I start physical therapy tomorrow and hope that will start some good cycle.  Secondly, next Monday I have an appointment with the pain doctor and am hoping that will help as well.  I contemplate seeing a new therapist who may not be so much of a cheerleader but give me a kick in the butt, but right now I do not know if I could deal with that.  I may have to physically feel better before I start feeling better mentally.  Or should I work on both at the same time?  With it being summer, I do not have many extra hours to work with to go to doctor’s/therapist’s appointments every day.

My poor husband has to deal with the brunt of my anger/grumpiness.  I unleash it all on him.  After I do or when I am alone, I realize what a terror I have become and feel so guilty.  Yet, the next flare up, I do the same.  I hope he realizes how much I love him and appreciate his support!

Week 5 of Summer

Due to July 4th and a week with no camps, I did not write about the 5th week of Summer.  It was a difficult week pain-wise — probably one of my most grueling in quite some time.  Monday, I had my MRI and decided to track down all my past MRIs for copies.  I am still trying to see if I am able to get my ones from NYC, but that may not happen.  It was interesting reading over the results and seeing the number of MRIs I have gotten since 20414!

If not for Roger’s enthusiasm of July 4th, I would have stayed home that day in bed!  However, he had so much fun swimming at a friend’s house, playing with sparklers and watching fireworks.  Although enjoying the company of friends, I was thinking about my bed all during the fireworks…

Thursday of last week, Roger had a lot of dental procedures done — 2 crowns, 3 fillings and 4 sealants.  In the past we have tried (very unsuccessfully) laughing gas and the cocktail for pediatric procedures.  This time I opted for full-on anesthesia.  He did well through the procedures which ended up including pulling his two front teeth.  I was nervous to see how he would react to that.  When he roused, he was very sad (as predicted) and very out of it.  My heart went out to him.  Such a little boy!  Luckily, the nurse carried him to the car.  Unfortunately, I realized that I would have to carry this 70 pound boy from the garage up three stairs and into the bedroom.  I did not think he would be incapable of grabbing onto me to help with the carry.  Getting him out of the booster seat was an ordeal.  I asked him to hold onto me, but he could not comprehend nor seem to have any strength to do so.  I don’t know how, but I ended up lifting him off the floor of the garage and managed to get him onto the bed without dragging him.

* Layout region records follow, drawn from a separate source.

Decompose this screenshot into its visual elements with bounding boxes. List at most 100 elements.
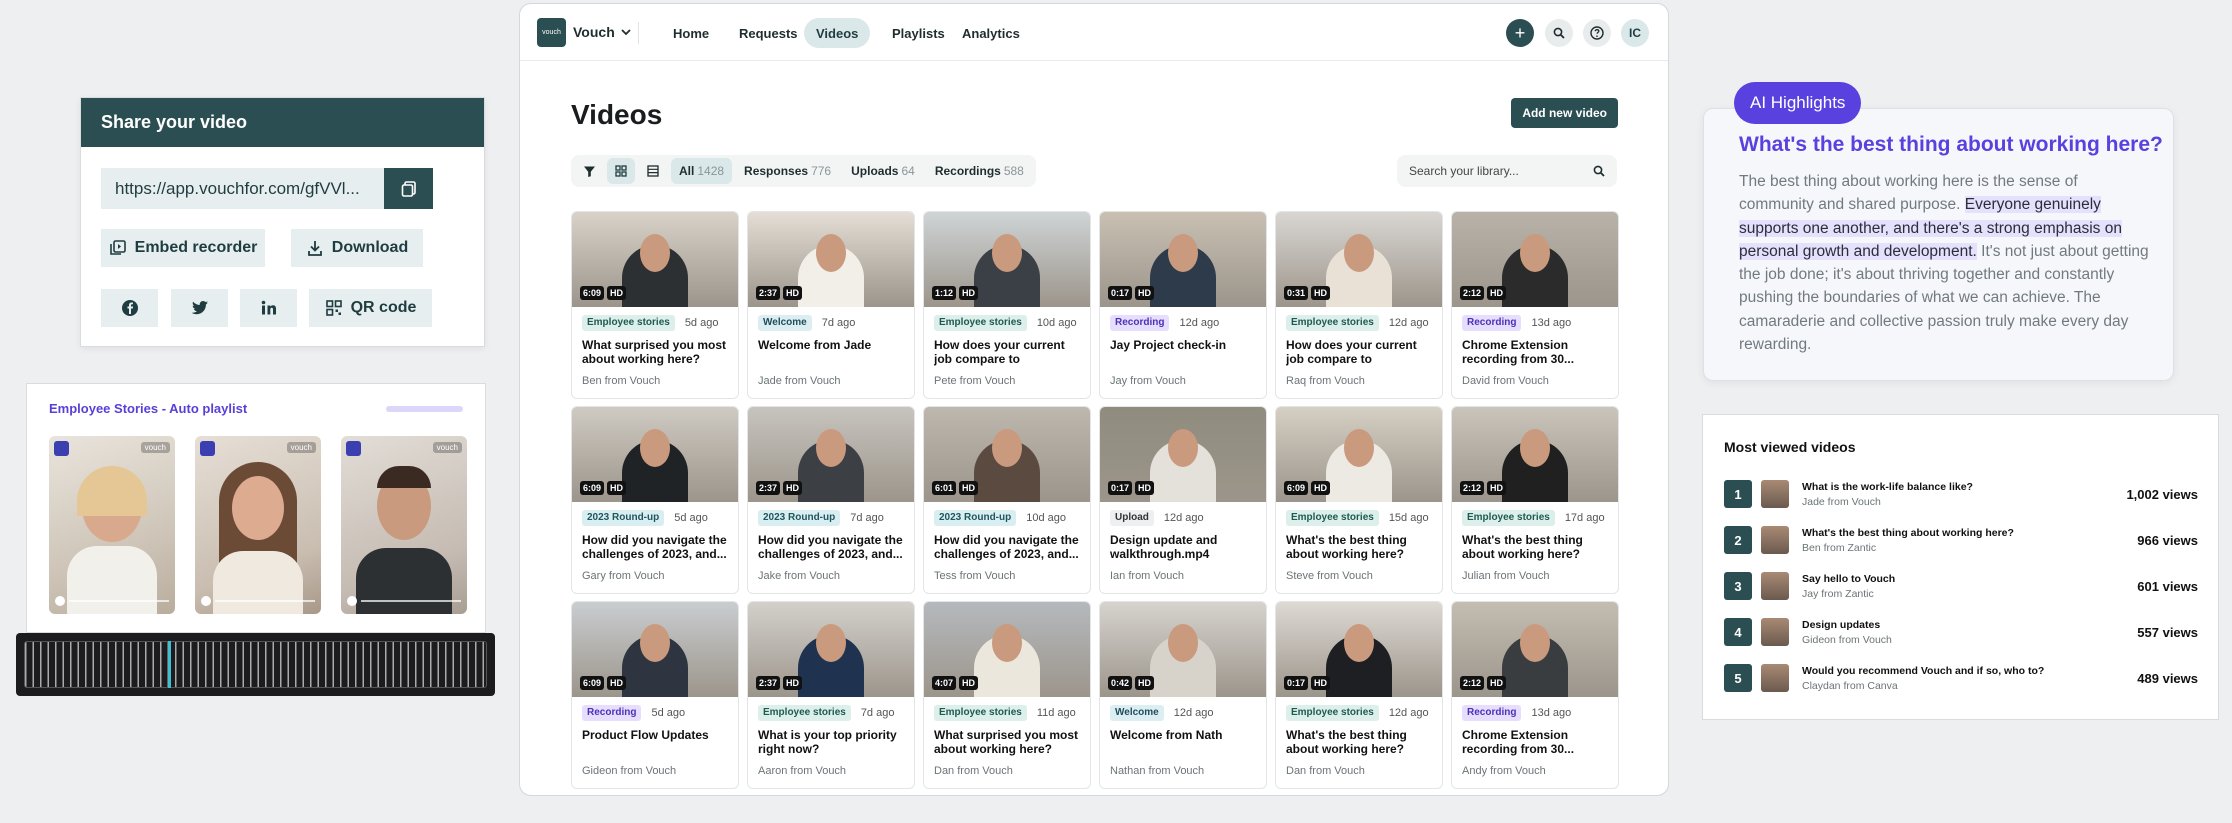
filter-tab-recordings[interactable]: Recordings 588 xyxy=(927,158,1032,184)
workspace-switcher[interactable]: Vouch xyxy=(573,24,631,40)
video-title[interactable]: Jay Project check-in xyxy=(1110,338,1258,352)
video-title[interactable]: Design update and walkthrough.mp4 xyxy=(1110,533,1258,561)
video-card[interactable]: 0:17 HD Recording 12d ago Jay Project ch… xyxy=(1099,211,1267,399)
video-thumbnail[interactable]: 2:37 HD xyxy=(748,212,914,307)
video-tag[interactable]: 2023 Round-up xyxy=(758,510,841,526)
video-title[interactable]: What's the best thing about working here… xyxy=(1462,533,1610,561)
video-tag[interactable]: Employee stories xyxy=(1462,510,1555,526)
video-tag[interactable]: Employee stories xyxy=(934,315,1027,331)
video-title[interactable]: What's the best thing about working here… xyxy=(1286,728,1434,756)
video-thumbnail[interactable]: 2:37 HD xyxy=(748,407,914,502)
video-thumbnail[interactable]: 6:01 HD xyxy=(924,407,1090,502)
nav-home[interactable]: Home xyxy=(661,18,721,48)
video-tag[interactable]: Welcome xyxy=(1110,705,1164,721)
video-title[interactable]: Welcome from Jade xyxy=(758,338,906,352)
video-thumbnail[interactable]: 0:17 HD xyxy=(1100,407,1266,502)
video-title[interactable]: What's the best thing about working here… xyxy=(1286,533,1434,561)
download-button[interactable]: Download xyxy=(291,229,423,267)
video-card[interactable]: 2:37 HD Welcome 7d ago Welcome from Jade… xyxy=(747,211,915,399)
play-icon[interactable] xyxy=(347,596,357,606)
video-title[interactable]: Product Flow Updates xyxy=(582,728,730,742)
video-card[interactable]: 0:42 HD Welcome 12d ago Welcome from Nat… xyxy=(1099,601,1267,789)
most-viewed-title-text[interactable]: What is the work-life balance like? xyxy=(1802,481,2126,493)
video-card[interactable]: 0:31 HD Employee stories 12d ago How doe… xyxy=(1275,211,1443,399)
nav-playlists[interactable]: Playlists xyxy=(880,18,957,48)
nav-requests[interactable]: Requests xyxy=(727,18,810,48)
video-card[interactable]: 2:37 HD 2023 Round-up 7d ago How did you… xyxy=(747,406,915,594)
filter-tab-uploads[interactable]: Uploads 64 xyxy=(843,158,923,184)
grid-view-button[interactable] xyxy=(607,158,635,184)
video-card[interactable]: 6:09 HD Employee stories 5d ago What sur… xyxy=(571,211,739,399)
user-avatar[interactable]: IC xyxy=(1621,19,1649,47)
playlist-video-3[interactable]: vouch xyxy=(341,436,467,614)
video-thumbnail[interactable]: 6:09 HD xyxy=(572,602,738,697)
video-title[interactable]: How did you navigate the challenges of 2… xyxy=(758,533,906,561)
playlist-video-1[interactable]: vouch xyxy=(49,436,175,614)
most-viewed-title-text[interactable]: Say hello to Vouch xyxy=(1802,573,2137,585)
video-thumbnail[interactable]: 6:09 HD xyxy=(572,407,738,502)
list-view-button[interactable] xyxy=(639,158,667,184)
timeline-playhead[interactable] xyxy=(168,641,171,688)
playlist-video-2[interactable]: vouch xyxy=(195,436,321,614)
video-thumbnail[interactable]: 2:37 HD xyxy=(748,602,914,697)
video-thumbnail[interactable]: 6:09 HD xyxy=(1276,407,1442,502)
most-viewed-title-text[interactable]: Design updates xyxy=(1802,619,2137,631)
facebook-share-button[interactable] xyxy=(101,289,158,327)
most-viewed-title-text[interactable]: What's the best thing about working here… xyxy=(1802,527,2137,539)
video-title[interactable]: Welcome from Nath xyxy=(1110,728,1258,742)
video-thumbnail[interactable]: 0:17 HD xyxy=(1276,602,1442,697)
video-title[interactable]: Chrome Extension recording from 30... xyxy=(1462,728,1610,756)
video-title[interactable]: What is your top priority right now? xyxy=(758,728,906,756)
video-tag[interactable]: 2023 Round-up xyxy=(934,510,1017,526)
timeline-track[interactable] xyxy=(24,641,487,688)
video-card[interactable]: 6:01 HD 2023 Round-up 10d ago How did yo… xyxy=(923,406,1091,594)
video-card[interactable]: 6:09 HD 2023 Round-up 5d ago How did you… xyxy=(571,406,739,594)
twitter-share-button[interactable] xyxy=(171,289,228,327)
video-tag[interactable]: Employee stories xyxy=(934,705,1027,721)
video-thumbnail[interactable]: 0:42 HD xyxy=(1100,602,1266,697)
video-tag[interactable]: Recording xyxy=(1110,315,1170,331)
most-viewed-item[interactable]: 5 Would you recommend Vouch and if so, w… xyxy=(1724,661,2198,695)
video-thumbnail[interactable]: 4:07 HD xyxy=(924,602,1090,697)
video-card[interactable]: 6:09 HD Recording 5d ago Product Flow Up… xyxy=(571,601,739,789)
play-icon[interactable] xyxy=(55,596,65,606)
most-viewed-item[interactable]: 4 Design updates Gideon from Vouch 557 v… xyxy=(1724,615,2198,649)
video-tag[interactable]: Employee stories xyxy=(1286,315,1379,331)
video-title[interactable]: How does your current job compare to pre… xyxy=(934,338,1082,366)
video-thumbnail[interactable]: 2:12 HD xyxy=(1452,602,1618,697)
qr-code-button[interactable]: QR code xyxy=(309,289,432,327)
video-tag[interactable]: Employee stories xyxy=(1286,705,1379,721)
most-viewed-item[interactable]: 3 Say hello to Vouch Jay from Zantic 601… xyxy=(1724,569,2198,603)
video-title[interactable]: What surprised you most about working he… xyxy=(582,338,730,366)
search-icon[interactable] xyxy=(1545,19,1573,47)
video-title[interactable]: Chrome Extension recording from 30... xyxy=(1462,338,1610,366)
filter-tab-all[interactable]: All 1428 xyxy=(671,158,733,184)
video-title[interactable]: How does your current job compare to pre… xyxy=(1286,338,1434,366)
video-tag[interactable]: Upload xyxy=(1110,510,1154,526)
video-thumbnail[interactable]: 2:12 HD xyxy=(1452,212,1618,307)
video-tag[interactable]: Recording xyxy=(1462,315,1522,331)
video-tag[interactable]: Recording xyxy=(582,705,642,721)
video-title[interactable]: How did you navigate the challenges of 2… xyxy=(934,533,1082,561)
video-timeline-scrubber[interactable] xyxy=(16,633,495,696)
video-tag[interactable]: Employee stories xyxy=(1286,510,1379,526)
video-thumbnail[interactable]: 0:31 HD xyxy=(1276,212,1442,307)
video-controls[interactable] xyxy=(347,594,461,608)
play-icon[interactable] xyxy=(201,596,211,606)
nav-videos[interactable]: Videos xyxy=(804,18,871,48)
vouch-logo[interactable]: vouch xyxy=(537,18,566,47)
video-card[interactable]: 1:12 HD Employee stories 10d ago How doe… xyxy=(923,211,1091,399)
video-title[interactable]: How did you navigate the challenges of 2… xyxy=(582,533,730,561)
nav-analytics[interactable]: Analytics xyxy=(950,18,1032,48)
video-card[interactable]: 2:12 HD Recording 13d ago Chrome Extensi… xyxy=(1451,211,1619,399)
embed-recorder-button[interactable]: Embed recorder xyxy=(101,229,265,267)
video-tag[interactable]: Employee stories xyxy=(582,315,675,331)
add-new-video-button[interactable]: Add new video xyxy=(1511,98,1618,128)
most-viewed-item[interactable]: 1 What is the work-life balance like? Ja… xyxy=(1724,477,2198,511)
video-thumbnail[interactable]: 6:09 HD xyxy=(572,212,738,307)
filter-button[interactable] xyxy=(575,158,603,184)
video-card[interactable]: 0:17 HD Employee stories 12d ago What's … xyxy=(1275,601,1443,789)
video-card[interactable]: 6:09 HD Employee stories 15d ago What's … xyxy=(1275,406,1443,594)
share-url-field[interactable]: https://app.vouchfor.com/gfVVl... xyxy=(101,168,384,209)
video-card[interactable]: 2:12 HD Employee stories 17d ago What's … xyxy=(1451,406,1619,594)
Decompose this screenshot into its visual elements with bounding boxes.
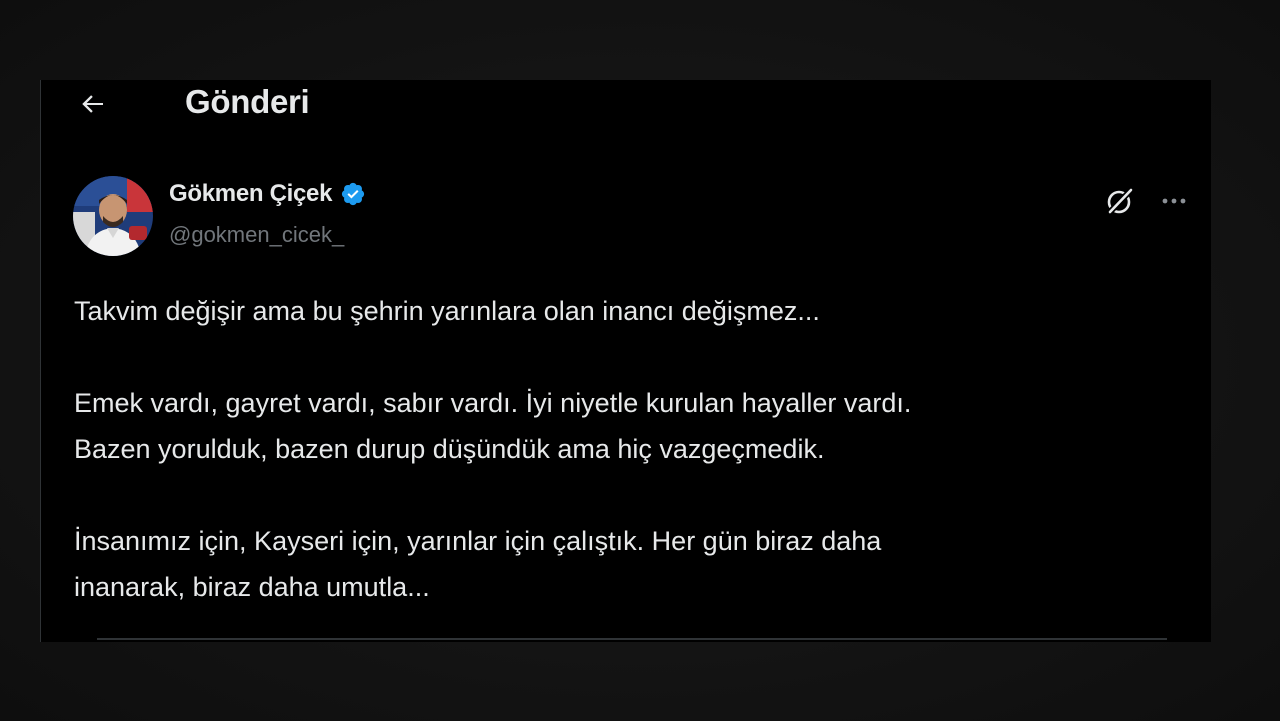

He was sad for a long time and tired too.  However, he could not fall back asleep.  He just laid in bed staring at the ceiling.  Eventually, we started watching Diary of a Wimpy Kid and he started waking up more.  His sitter came by and I asked her to run a couple of errands, since he did not want to see her.  My foresight was not great, so we needed some soft foods like jello.  Also, I could not leave Roger’s side, so I asked her to walk the dogs.  After that, Roger wanted to be with the sitter, was sitting up and happy, had some jello, and was excited about the tooth fairy.  He handled the whole situation so well.  I am so proud of him.

My back, on the other hand, did not handle that carry very well.  I was in excruciating pain on Friday.  I hoped to do something easy with Roger, like go to the movies, but my back wanted me to remain home.  Seeing him almost fall asleep during a couple of errands made me realize he, too, still needed the rest.

Yesterday and today, my back still aches and I have realized that I cannot wait the two weeks to see the back doctor before getting some muscle relaxers or a good anti-inflammatory.  Tomorrow, I will call pain management physician and see if she has an earlier appointment.  Tuesday I start physical therapy and hope that will help but, from what I recall, that takes time too.